Faustino Cruz, timbalero, bongosero, Latin music historian & musicologist, and Latin instrument historian, Philadelphia, Pennsylvania via New York City: “Chocolate a heartfelt moment. We worked together for quite some time in the Joe Cotto Orquesta. I remember him calling me Joe Cotto’s son because I was the youngest member of the band at the time. We had great times. “

Tito Rodriguez Jr., timbalero, orchestra leader, son of the great Tito Rodriguez Sr.: “Chocolate will be sorely missed not only as a great trumpet player but as a person. He did several recording sessions for my father’s label in the late 70s. He was always smiling when I would run into him at his favorite eating place in El Barrio, New York City. A true legend RIP!

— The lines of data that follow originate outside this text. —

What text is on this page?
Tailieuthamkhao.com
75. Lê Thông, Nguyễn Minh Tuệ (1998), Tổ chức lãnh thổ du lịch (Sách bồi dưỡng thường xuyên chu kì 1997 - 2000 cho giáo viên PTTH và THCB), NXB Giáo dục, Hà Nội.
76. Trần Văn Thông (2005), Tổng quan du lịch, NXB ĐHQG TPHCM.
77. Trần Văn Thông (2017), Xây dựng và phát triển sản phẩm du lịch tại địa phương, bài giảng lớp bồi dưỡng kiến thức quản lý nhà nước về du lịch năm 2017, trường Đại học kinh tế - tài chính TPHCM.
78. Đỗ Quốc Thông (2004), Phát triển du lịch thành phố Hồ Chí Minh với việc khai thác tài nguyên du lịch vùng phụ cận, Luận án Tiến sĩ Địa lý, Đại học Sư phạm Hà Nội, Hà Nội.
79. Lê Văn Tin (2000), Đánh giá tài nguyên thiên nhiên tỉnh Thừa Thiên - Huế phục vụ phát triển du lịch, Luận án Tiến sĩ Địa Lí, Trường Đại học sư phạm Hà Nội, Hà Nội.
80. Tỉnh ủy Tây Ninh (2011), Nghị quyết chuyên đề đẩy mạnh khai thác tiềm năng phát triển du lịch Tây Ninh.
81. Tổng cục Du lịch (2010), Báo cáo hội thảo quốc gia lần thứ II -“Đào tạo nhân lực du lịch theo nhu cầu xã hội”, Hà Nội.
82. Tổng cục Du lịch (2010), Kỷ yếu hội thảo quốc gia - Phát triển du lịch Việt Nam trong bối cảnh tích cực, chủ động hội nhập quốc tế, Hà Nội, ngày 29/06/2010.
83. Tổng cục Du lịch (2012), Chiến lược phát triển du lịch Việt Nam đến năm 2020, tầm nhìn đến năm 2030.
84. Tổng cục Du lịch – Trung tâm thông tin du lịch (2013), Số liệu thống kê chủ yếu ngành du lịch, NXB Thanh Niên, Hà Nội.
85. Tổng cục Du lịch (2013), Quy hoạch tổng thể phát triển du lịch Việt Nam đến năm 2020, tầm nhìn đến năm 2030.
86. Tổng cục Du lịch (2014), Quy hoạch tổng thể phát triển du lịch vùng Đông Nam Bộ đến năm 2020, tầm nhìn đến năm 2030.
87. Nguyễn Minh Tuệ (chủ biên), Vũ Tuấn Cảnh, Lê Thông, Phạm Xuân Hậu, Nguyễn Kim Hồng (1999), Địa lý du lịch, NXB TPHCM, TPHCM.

John “Dandy” Rodriguez, legendary bongosero, formerly from Tito Puente Orchestra and currently with MLO The Mambo Legends Orchestra: “Chocolate was a super trumpet player, a super person, always smiling, always dressed sharp, he recorded in Cuba and the United States, he was a one of a kind person, great soloist on his instrument. Chocolate was not a lead trumpet player, but he had a tone, if you closed your eyes; you would know it was Chocolate!

 

 

 

 

Our deepest regards to Alfredo Armenteros Jr.and Family. Chocolate will be greatly missed, although we have his grand recordings to listen to in his memory.

Thanks you to all the great artist that contributed their time and memories to this article. A special thank you to Mario Grillo, you’re too much man, and you had me from tears to laughing the hardest I have laughed in years! (almost like a Hispanic telenovela!)